“Nomadland,” a drama about pickup truck life, the gig economy and the modern American underclass, was named the best film of 2020 by the Boston Society of Film Critics on Sunday. The film, which stars Frances McDormand and opens nationwide in February after sweeping the fall film festival circuit, also won for direction by Chloe Zhao (“The Rider”) and for cinematography. screen by Joshua James Richards.
Even in a year marked by the closure of cinemas and the convulsions of the streaming revolution, BSFC voting members cast a wide net honoring films and filmmakers for the group’s 41st annual awards. Anthony Hopkins won Best Actor for his portrayal of a man navigating the shoals of senile dementia in ‘The Father’ – the company’s first award for the 82-year-old actor since ‘The Silence of the Dead’. Lambs” in 1991. In contrast, Best Actress winner Sidney Flanigan, 21, had never appeared in a film until “Never Rarely Sometimes Always,” in which she plays a rural teenage girl from Pennsylvania traveling to New York for an abortion.

Paul Raci won Best Supporting Actor as a 12-step deaf counselor in “Sound of Metal,” which brought the longtime actor, musician, and American Sign Language activist to a new audience. The same could be said for 73-year-old Youn Yuh-jung, a South Korean film legend whose role as the sour-tongued grandmother in the tender immigrant saga “Minari” won her the award for Best Supporting Actress from Boston Critics.

The Best Ensemble Cast award went to ‘Ma Rainey’s Black Bottom’, whose cast includes Viola Davis, Colman Domingo, Glynn Turman and – in his last film appearance – Chadwick Boseman, who died of cancer. in August. It begins streaming on Netflix on December 18.

Charlie Kaufman’s “I’m Thinking of Ending Things” won two awards, for screenplay – Kaufman adapted a 2016 novel by Iain Reid – and for editing by Robert Frazen, the latter awarded in honor of the late editor Karen Schmeer. Best Non-English Language Film, awarded in memory of Boston Globe film critic Jay Carr, went to the Guatemalan political horror film “La Llorona.” Florian Zeller, French novelist and playwright, won the David Brudnoy award for best new filmmaker for “The Father”. As with “Nomadland” and “Minari”, “The Father” will see a commercial release in February 2021.
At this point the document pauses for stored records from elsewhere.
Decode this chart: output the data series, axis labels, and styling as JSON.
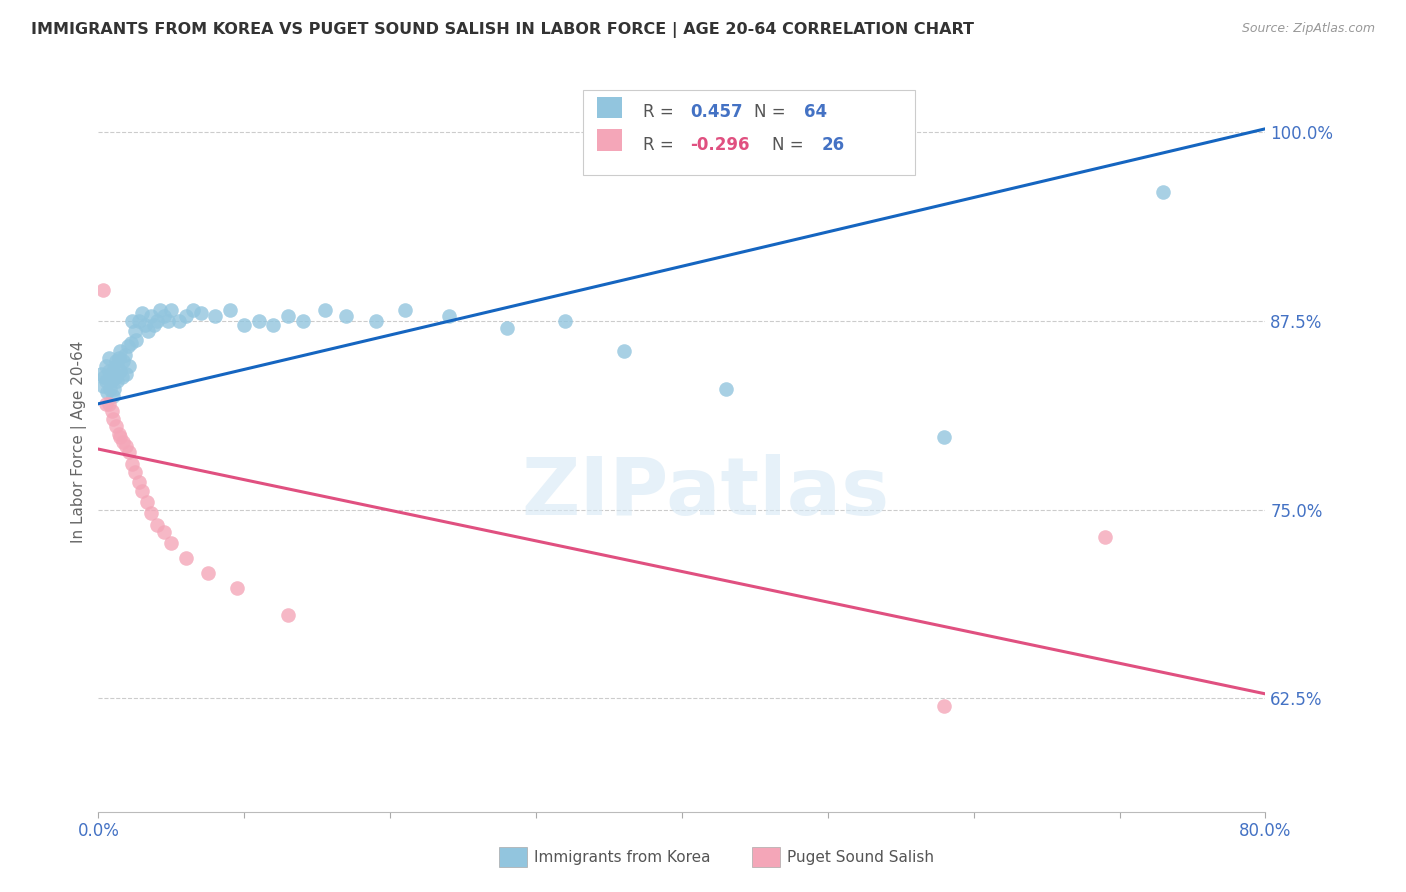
{
  "title": "IMMIGRANTS FROM KOREA VS PUGET SOUND SALISH IN LABOR FORCE | AGE 20-64 CORRELATION CHART",
  "source": "Source: ZipAtlas.com",
  "ylabel": "In Labor Force | Age 20-64",
  "xlim": [
    0.0,
    0.8
  ],
  "ylim": [
    0.55,
    1.04
  ],
  "yticks": [
    0.625,
    0.75,
    0.875,
    1.0
  ],
  "ytick_labels": [
    "62.5%",
    "75.0%",
    "87.5%",
    "100.0%"
  ],
  "xticks": [
    0.0,
    0.1,
    0.2,
    0.3,
    0.4,
    0.5,
    0.6,
    0.7,
    0.8
  ],
  "xtick_labels": [
    "0.0%",
    "",
    "",
    "",
    "",
    "",
    "",
    "",
    "80.0%"
  ],
  "legend1_r": "0.457",
  "legend1_n": "64",
  "legend2_r": "-0.296",
  "legend2_n": "26",
  "blue_color": "#92c5de",
  "pink_color": "#f4a6b8",
  "line_blue": "#1565c0",
  "line_pink": "#e05080",
  "watermark": "ZIPatlas",
  "korea_x": [
    0.002,
    0.003,
    0.004,
    0.005,
    0.005,
    0.006,
    0.007,
    0.007,
    0.008,
    0.008,
    0.009,
    0.01,
    0.01,
    0.011,
    0.012,
    0.012,
    0.013,
    0.013,
    0.014,
    0.015,
    0.015,
    0.016,
    0.017,
    0.018,
    0.019,
    0.02,
    0.021,
    0.022,
    0.023,
    0.025,
    0.026,
    0.028,
    0.03,
    0.032,
    0.034,
    0.036,
    0.038,
    0.04,
    0.042,
    0.045,
    0.048,
    0.05,
    0.055,
    0.06,
    0.065,
    0.07,
    0.08,
    0.09,
    0.1,
    0.11,
    0.12,
    0.13,
    0.14,
    0.155,
    0.17,
    0.19,
    0.21,
    0.24,
    0.28,
    0.32,
    0.36,
    0.43,
    0.58,
    0.73
  ],
  "korea_y": [
    0.84,
    0.832,
    0.838,
    0.845,
    0.835,
    0.828,
    0.842,
    0.85,
    0.838,
    0.83,
    0.836,
    0.825,
    0.842,
    0.83,
    0.848,
    0.838,
    0.845,
    0.835,
    0.85,
    0.842,
    0.855,
    0.838,
    0.848,
    0.852,
    0.84,
    0.858,
    0.845,
    0.86,
    0.875,
    0.868,
    0.862,
    0.875,
    0.88,
    0.872,
    0.868,
    0.878,
    0.872,
    0.875,
    0.882,
    0.878,
    0.875,
    0.882,
    0.875,
    0.878,
    0.882,
    0.88,
    0.878,
    0.882,
    0.872,
    0.875,
    0.872,
    0.878,
    0.875,
    0.882,
    0.878,
    0.875,
    0.882,
    0.878,
    0.87,
    0.875,
    0.855,
    0.83,
    0.798,
    0.96
  ],
  "salish_x": [
    0.003,
    0.005,
    0.007,
    0.009,
    0.01,
    0.012,
    0.014,
    0.015,
    0.017,
    0.019,
    0.021,
    0.023,
    0.025,
    0.028,
    0.03,
    0.033,
    0.036,
    0.04,
    0.045,
    0.05,
    0.06,
    0.075,
    0.095,
    0.13,
    0.58,
    0.69
  ],
  "salish_y": [
    0.895,
    0.82,
    0.82,
    0.815,
    0.81,
    0.805,
    0.8,
    0.798,
    0.795,
    0.792,
    0.788,
    0.78,
    0.775,
    0.768,
    0.762,
    0.755,
    0.748,
    0.74,
    0.735,
    0.728,
    0.718,
    0.708,
    0.698,
    0.68,
    0.62,
    0.732
  ],
  "blue_line_x0": 0.0,
  "blue_line_y0": 0.82,
  "blue_line_x1": 0.8,
  "blue_line_y1": 1.002,
  "pink_line_x0": 0.0,
  "pink_line_y0": 0.79,
  "pink_line_x1": 0.8,
  "pink_line_y1": 0.628
}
Romania is devastating “Collectiveabout a nightclub fire that exposed a corrupt national healthcare system was named Best Documentary of 2020.The wolf’s house”, a gripping stop-motion drama from Chile, won the award for Best Animated Film of 2020.
Additionally, Boston critics praised Coolidge Corner Theatre’s Education seminar program, extended during the pandemic in virtual space, at the Cambridge-based Docyardand filmmaker Frederick Wiseman and his distribution company, Sephora Films.
The fact that some of the films honored by the company hit theaters earlier this year, others only debuted on streaming services like Netflix and Amazon, and still others won’t see a wide release before the start of 2021, is a mark of the chaos rocking the cinematic landscape in a year of global sickness, state shutdowns and the growing dominance of video on demand. That films and performances of such quality continue to find their way to audiences remains a mark of the medium’s continued vitality.
The society, which currently has 26 active members, dedicated the 2020 awards meeting “to the solidarity and support of local cinemas, cinema workers and all those who persevere in supporting the cinema exhibition industry. in these difficult times.”